POLY(ALKYL/ARYLOXOTHIAZENES) - INORGANIC POLYMERS WITH A SULFUR(VI)-NITROGEN BACKBONE - SYNTHESIS, CHARACTERIZATION, AND THEORETICAL CALCULATIONS

N-Silylsulfonimidates [Me3SiN=S(O)(R1)OR2,3] with appropriate R2 groups have been found to undergo thermally induced condensation to produce the sulfur(VI)-nitrogen backbone polymers poly(alkyl-or aryloxothiazenes), [N=S(O)R1]n 4 and 5. Polymers 4 and 5 represent the first alkyloxothiazene polymers and the first characterized aryloxothiazene polymers. Modeled after the well-known condensation of N-silylphosphoranimines to poly(phosphazenes), the polycondensation of 3 to 4 appears to be a fairly general reaction. The design and novel synthesis of 3 are described in a companion article. The thermal condensation of 3 is catalyzed by Lewis acids and bases such as BF3.Et2O, AlCl3, fluoride ion, and phenoxide ion. Additionally, 3 can be quantitatively desilylated with methanol(without side reactions) to the ''free'' sulfonimidates [HN=S(O)(R1)OR2,7]. The free sulfonimidates, in turn, condense rapidly and quantitatively (at rates approximately two orders of magnitude faster and at temperatures 20 to 40-degrees-C lower, than 3) to poly-(oxothiazenes).

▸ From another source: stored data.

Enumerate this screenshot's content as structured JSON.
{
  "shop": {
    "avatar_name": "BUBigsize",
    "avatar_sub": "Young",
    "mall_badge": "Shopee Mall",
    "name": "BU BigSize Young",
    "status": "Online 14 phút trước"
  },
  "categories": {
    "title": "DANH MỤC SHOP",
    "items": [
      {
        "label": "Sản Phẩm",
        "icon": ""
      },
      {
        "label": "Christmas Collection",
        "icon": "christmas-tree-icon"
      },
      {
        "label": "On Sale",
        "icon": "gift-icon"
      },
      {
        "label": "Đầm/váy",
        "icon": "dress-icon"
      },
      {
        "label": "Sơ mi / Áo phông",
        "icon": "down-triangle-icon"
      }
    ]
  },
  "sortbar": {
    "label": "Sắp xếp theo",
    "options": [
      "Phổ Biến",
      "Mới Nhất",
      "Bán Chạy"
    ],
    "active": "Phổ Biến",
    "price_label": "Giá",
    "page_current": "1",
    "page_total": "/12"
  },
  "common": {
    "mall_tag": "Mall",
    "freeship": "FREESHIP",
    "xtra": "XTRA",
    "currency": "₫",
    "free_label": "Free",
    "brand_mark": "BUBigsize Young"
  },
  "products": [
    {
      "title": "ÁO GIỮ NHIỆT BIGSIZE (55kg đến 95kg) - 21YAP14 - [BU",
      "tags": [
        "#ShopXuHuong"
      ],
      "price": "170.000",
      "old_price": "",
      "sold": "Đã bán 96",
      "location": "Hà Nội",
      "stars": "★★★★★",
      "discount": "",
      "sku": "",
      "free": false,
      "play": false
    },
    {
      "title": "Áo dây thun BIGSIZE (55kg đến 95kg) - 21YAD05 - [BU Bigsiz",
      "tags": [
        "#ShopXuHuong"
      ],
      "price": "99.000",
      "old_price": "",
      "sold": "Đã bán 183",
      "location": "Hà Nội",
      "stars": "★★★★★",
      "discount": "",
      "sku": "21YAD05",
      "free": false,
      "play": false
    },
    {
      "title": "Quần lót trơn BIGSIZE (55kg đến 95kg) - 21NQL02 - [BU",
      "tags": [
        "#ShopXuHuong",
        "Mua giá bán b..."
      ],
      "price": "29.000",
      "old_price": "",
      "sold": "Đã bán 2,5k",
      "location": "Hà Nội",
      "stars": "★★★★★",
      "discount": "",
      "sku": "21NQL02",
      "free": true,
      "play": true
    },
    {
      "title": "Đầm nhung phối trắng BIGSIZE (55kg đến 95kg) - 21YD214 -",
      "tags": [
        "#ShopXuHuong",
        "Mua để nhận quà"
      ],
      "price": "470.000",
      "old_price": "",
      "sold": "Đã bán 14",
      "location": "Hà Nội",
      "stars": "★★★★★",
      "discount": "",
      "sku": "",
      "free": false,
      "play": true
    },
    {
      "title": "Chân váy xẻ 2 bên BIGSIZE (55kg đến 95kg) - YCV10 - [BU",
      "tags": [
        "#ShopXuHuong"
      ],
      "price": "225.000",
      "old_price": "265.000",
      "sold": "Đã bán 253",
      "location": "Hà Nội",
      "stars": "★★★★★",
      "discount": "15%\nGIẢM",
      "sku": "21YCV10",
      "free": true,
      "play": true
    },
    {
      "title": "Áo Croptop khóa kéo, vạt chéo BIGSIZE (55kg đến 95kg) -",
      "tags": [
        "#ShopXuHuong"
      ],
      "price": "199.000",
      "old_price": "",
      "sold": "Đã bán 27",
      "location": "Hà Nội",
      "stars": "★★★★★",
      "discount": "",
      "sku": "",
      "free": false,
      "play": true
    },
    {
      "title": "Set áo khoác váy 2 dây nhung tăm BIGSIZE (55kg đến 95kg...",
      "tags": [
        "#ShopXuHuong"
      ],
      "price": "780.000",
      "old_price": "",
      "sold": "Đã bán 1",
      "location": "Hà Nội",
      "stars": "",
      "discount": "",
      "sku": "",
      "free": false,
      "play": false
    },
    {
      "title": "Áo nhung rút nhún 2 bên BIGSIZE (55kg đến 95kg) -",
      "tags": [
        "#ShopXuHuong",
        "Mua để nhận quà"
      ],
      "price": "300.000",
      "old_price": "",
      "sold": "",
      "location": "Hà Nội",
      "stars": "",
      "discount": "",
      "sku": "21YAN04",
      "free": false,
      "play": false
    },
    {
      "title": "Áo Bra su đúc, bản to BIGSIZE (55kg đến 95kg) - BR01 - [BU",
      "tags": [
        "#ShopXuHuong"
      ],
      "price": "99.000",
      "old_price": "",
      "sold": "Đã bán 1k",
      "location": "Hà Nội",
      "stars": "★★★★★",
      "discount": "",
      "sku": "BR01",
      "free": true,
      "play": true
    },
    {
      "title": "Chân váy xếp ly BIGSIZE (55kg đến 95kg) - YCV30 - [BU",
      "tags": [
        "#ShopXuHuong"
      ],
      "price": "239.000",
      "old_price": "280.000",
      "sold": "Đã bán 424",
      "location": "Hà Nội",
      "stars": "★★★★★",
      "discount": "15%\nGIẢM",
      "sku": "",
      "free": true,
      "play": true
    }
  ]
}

The polymers have been characterized by gel permeation chromatography, NMR spectroscopy, thermoanalytical methods, and by elemental microanalysis. Theoretical calculations indicate a cis-trans helical conformation for poly(methyloxothiazene) 4a to be the most stable conformation. A major difference with phosphazene structure geometry is indicated by a near-tetrahedral N-S-N bond angle of 103-degrees.